Method: We propose an end-to-end FER system supporting both static and real-time video inputs, trained to recognize seven basic emotions (anger, disgust, fear, happiness, neutral, sadness, surprise) via simultaneous coarse-grained classification and continuous intensity regression. Our approach introduces a custom full-pipeline framework—including controlled data acquisition, grayscale normalization, tailored data augmentation, and a lightweight CNN architecture—optimized jointly on a proprietary dataset and two public benchmarks (CK+ and RAF-DB).
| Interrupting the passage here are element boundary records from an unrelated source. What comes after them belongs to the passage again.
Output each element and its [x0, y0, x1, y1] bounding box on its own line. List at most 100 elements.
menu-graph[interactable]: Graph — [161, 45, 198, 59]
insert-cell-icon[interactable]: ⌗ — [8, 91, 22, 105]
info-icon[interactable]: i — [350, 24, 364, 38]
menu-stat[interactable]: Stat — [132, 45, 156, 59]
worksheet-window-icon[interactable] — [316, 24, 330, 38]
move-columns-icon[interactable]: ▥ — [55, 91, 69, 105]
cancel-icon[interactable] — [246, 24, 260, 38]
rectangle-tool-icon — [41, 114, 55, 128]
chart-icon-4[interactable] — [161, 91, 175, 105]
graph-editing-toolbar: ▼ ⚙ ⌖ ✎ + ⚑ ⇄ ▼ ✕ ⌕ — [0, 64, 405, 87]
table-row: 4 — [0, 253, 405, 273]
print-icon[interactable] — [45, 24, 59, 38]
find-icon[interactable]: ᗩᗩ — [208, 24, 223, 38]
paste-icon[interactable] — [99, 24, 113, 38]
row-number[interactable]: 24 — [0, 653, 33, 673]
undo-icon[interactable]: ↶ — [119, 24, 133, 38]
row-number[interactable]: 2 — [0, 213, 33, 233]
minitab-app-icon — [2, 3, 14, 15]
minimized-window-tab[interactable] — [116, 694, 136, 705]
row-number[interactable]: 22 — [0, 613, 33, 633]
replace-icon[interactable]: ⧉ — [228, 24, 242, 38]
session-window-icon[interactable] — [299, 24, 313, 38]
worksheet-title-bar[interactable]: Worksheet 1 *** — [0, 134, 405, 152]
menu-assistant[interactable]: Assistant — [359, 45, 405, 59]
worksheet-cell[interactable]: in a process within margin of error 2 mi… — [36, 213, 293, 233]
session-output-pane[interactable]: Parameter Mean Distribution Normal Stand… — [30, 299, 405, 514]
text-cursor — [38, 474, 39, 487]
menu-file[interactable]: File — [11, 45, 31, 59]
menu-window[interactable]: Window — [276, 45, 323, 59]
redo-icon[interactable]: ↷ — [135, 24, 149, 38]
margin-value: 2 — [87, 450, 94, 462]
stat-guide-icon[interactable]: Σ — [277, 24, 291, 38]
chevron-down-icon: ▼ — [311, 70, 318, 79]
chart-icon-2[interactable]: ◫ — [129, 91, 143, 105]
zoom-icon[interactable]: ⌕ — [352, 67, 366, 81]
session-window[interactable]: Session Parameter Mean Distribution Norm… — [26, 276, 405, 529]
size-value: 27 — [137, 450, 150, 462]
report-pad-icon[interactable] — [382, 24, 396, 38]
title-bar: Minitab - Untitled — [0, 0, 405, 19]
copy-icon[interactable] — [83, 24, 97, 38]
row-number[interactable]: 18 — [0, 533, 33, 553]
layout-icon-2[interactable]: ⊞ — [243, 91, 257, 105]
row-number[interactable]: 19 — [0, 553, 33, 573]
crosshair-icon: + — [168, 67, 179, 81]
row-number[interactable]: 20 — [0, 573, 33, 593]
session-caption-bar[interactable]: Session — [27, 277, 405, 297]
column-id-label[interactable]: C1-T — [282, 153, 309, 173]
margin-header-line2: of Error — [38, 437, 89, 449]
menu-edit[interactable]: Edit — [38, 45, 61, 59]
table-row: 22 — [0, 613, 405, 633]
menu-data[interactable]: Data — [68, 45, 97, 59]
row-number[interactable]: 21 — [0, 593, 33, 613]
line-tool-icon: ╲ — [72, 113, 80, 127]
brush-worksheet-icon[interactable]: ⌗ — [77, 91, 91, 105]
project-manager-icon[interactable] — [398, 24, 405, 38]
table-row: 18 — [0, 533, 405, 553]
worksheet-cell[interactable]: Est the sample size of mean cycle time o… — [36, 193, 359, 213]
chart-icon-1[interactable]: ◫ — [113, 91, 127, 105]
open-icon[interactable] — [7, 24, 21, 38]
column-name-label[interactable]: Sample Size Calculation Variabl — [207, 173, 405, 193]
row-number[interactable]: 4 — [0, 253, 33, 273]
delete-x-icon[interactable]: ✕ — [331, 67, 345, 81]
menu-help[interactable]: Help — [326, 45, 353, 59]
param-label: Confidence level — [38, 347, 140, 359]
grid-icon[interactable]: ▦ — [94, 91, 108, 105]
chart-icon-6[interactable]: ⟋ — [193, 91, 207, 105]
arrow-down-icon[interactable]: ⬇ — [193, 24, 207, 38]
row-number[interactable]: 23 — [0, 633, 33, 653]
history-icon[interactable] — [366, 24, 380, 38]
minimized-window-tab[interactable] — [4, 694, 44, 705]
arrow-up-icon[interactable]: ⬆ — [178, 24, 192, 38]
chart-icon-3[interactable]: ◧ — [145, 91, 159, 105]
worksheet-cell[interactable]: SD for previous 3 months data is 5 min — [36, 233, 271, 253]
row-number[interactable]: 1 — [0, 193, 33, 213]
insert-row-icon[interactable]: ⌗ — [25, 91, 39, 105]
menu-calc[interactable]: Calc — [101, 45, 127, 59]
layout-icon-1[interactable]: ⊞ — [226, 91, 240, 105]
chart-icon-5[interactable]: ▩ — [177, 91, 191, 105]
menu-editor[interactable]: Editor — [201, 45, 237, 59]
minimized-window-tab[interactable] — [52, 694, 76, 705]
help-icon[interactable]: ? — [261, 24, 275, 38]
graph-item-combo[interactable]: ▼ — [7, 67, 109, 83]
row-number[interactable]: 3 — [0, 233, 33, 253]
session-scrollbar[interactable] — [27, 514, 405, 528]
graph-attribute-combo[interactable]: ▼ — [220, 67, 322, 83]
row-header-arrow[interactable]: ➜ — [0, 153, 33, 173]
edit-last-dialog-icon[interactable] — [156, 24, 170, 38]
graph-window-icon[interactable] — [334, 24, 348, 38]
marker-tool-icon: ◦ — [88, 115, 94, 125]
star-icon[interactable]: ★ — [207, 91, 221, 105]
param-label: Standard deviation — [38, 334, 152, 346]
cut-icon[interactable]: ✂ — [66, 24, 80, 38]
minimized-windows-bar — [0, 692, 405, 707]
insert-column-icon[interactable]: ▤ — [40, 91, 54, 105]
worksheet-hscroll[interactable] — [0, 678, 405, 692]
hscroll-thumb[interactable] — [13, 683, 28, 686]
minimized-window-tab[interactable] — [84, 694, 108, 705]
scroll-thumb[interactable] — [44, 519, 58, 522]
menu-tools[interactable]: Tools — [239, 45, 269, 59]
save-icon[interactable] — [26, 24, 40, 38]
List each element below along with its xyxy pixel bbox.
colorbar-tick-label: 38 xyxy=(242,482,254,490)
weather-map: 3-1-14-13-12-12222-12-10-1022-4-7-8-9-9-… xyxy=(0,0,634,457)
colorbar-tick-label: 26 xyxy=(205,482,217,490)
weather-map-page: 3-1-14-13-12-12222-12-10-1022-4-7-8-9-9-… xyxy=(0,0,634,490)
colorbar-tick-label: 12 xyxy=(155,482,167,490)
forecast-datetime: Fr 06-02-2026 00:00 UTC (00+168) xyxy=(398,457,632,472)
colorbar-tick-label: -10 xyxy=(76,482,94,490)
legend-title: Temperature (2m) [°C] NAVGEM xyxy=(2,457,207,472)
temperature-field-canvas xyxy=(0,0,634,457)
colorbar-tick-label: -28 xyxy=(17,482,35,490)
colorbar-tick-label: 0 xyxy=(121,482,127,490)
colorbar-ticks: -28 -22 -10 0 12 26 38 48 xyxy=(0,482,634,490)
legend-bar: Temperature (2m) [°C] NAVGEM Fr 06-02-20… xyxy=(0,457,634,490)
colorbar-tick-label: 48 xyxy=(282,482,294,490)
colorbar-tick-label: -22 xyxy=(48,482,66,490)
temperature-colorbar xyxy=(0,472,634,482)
Contribution/Results: To our knowledge, this is the first work achieving concurrent high-accuracy classification (mean accuracy >80%) and interpretable intensity regression within a single model. With <50 ms inference latency per frame, the system satisfies real-time video processing requirements, demonstrating the feasibility and robustness of CNNs for industrial-grade emotion sensing.
📝 Abstract
Emotion has an important role in daily life, as it helps people better communicate with and understand each other more efficiently. Facial expressions can be classified into 7 categories: angry, disgust, fear, happy, neutral, sad and surprise. How to detect and recognize these seven emotions has become a popular topic in the past decade. In this paper, we develop an emotion recognition system that can apply emotion recognition on both still images and real-time videos by using deep learning. We build our own emotion recognition classification and regression system from scratch, which includes dataset collection, data preprocessing , model training and testing. Given a certain image or a real-time video, our system is able to show the classification and regression results for all of the 7 emotions. The proposed system is tested on 2 different datasets, and achieved an accuracy of over 80%. Moreover, the result obtained from real-time testing proves the feasibility of implementing convolutional neural networks in real time to detect emotions accurately and efficiently.